19 year old Christian student held against her will for 2 months
Alheri Garba, 19, a Christian woman from Bakori attended the Federal College of Education, in Zaria, Katsina State. She was on her way home for a mid-term break when an unknown Muslim man kidnapped her and kept her in his house in Zaria (as Alheri reported later). She was with him for more than two months. When her number was called, he answered but refused to allow her to speak, or to disclose where he was keeping her. He finally switched off her number, but used another number to taunt her family and supporters.
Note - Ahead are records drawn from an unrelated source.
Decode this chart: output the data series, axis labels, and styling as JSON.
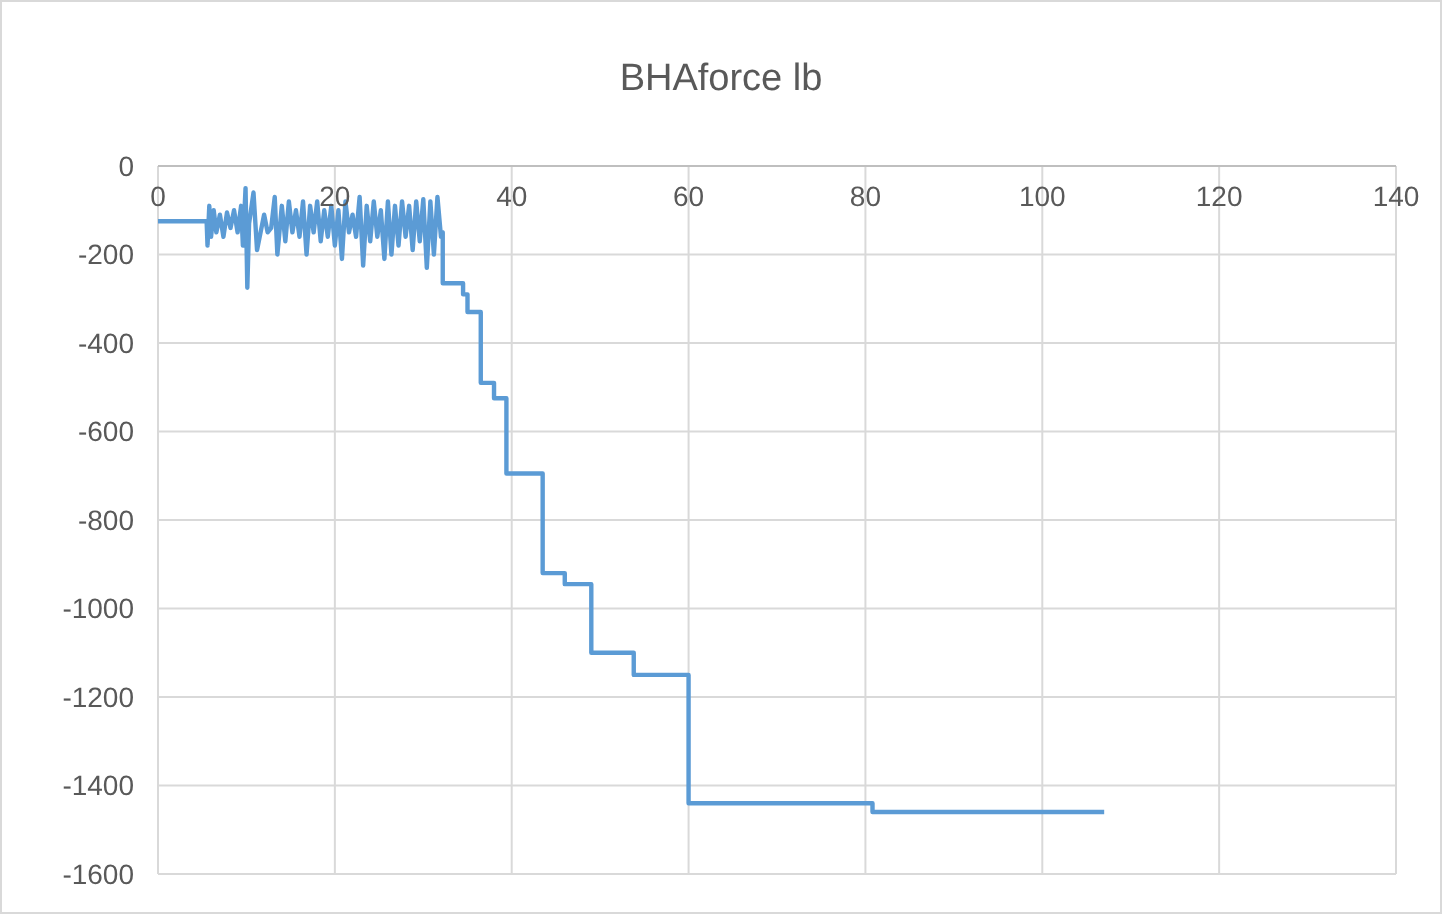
{
  "chart_data": {
    "type": "line",
    "title": "BHAforce lb",
    "grid": true,
    "marker": "none",
    "line_style": "solid",
    "xlim": [
      0,
      140
    ],
    "xticks": [
      0,
      20,
      40,
      60,
      80,
      100,
      120,
      140
    ],
    "ylim": [
      -1600,
      0
    ],
    "yticks": [
      -1600,
      -1400,
      -1200,
      -1000,
      -800,
      -600,
      -400,
      -200,
      0
    ],
    "series": [
      {
        "color": "#5b9bd5",
        "x": [
          0,
          5.5,
          5.6,
          5.8,
          6,
          6.3,
          6.6,
          7,
          7.4,
          7.8,
          8.2,
          8.6,
          9,
          9.4,
          9.6,
          9.9,
          10.1,
          10.3,
          10.8,
          11.2,
          11.6,
          12,
          12.4,
          12.8,
          13.2,
          13.5,
          14,
          14.4,
          14.8,
          15.2,
          15.6,
          16,
          16.4,
          16.8,
          17.2,
          17.6,
          18,
          18.4,
          18.8,
          19.2,
          19.6,
          20,
          20.4,
          20.8,
          21.2,
          21.6,
          22,
          22.4,
          22.8,
          23.2,
          23.6,
          24,
          24.4,
          24.8,
          25.2,
          25.6,
          26,
          26.4,
          26.8,
          27.2,
          27.6,
          28,
          28.4,
          28.8,
          29.2,
          29.6,
          30,
          30.4,
          30.8,
          31.2,
          31.6,
          32,
          32.2,
          32.2,
          34.5,
          34.5,
          35,
          35,
          36.5,
          36.5,
          38,
          38,
          39.4,
          39.4,
          43.5,
          43.5,
          46,
          46,
          49,
          49,
          53.8,
          53.8,
          60,
          60,
          80.8,
          80.8,
          107
        ],
        "values": [
          -125,
          -125,
          -180,
          -90,
          -160,
          -100,
          -150,
          -110,
          -160,
          -105,
          -140,
          -100,
          -150,
          -90,
          -180,
          -50,
          -275,
          -130,
          -60,
          -190,
          -150,
          -110,
          -150,
          -140,
          -70,
          -200,
          -90,
          -170,
          -80,
          -150,
          -100,
          -160,
          -80,
          -200,
          -90,
          -150,
          -80,
          -170,
          -100,
          -160,
          -90,
          -180,
          -100,
          -210,
          -80,
          -150,
          -110,
          -160,
          -70,
          -225,
          -90,
          -170,
          -80,
          -160,
          -100,
          -210,
          -80,
          -200,
          -90,
          -180,
          -80,
          -160,
          -90,
          -190,
          -80,
          -170,
          -75,
          -230,
          -80,
          -200,
          -70,
          -160,
          -150,
          -265,
          -265,
          -290,
          -290,
          -330,
          -330,
          -490,
          -490,
          -525,
          -525,
          -695,
          -695,
          -920,
          -920,
          -945,
          -945,
          -1100,
          -1100,
          -1150,
          -1150,
          -1440,
          -1440,
          -1460,
          -1460
        ]
      }
    ]
  }
}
A formal report was submitted to the Authority of the Federal College of Education, Zaria Area Command of the Nigerian Police Force, the Department of Social Services, the Divisional Police Office of Zaria LGA, but no-one showed any concern or acted on it, perhaps because Alheri was an adult in Nigerian law.
After Alheri returned to her family, her HACFO rescuers said she’d been held in the cruellest form of captivity they had ever seen in: “He brought her out in a really terrible condition…her head was shaved, and we think he dumped her in a street – lifeless – as he thought she would die…She doesn’t know where she is, she has completely lost her senses. She could not even stand on her own feet. There is no form of abuse that she has not been subjected to…This man almost killed Alheri. She has been under intensive medical care and a total rehabilitation program ever since she was released.”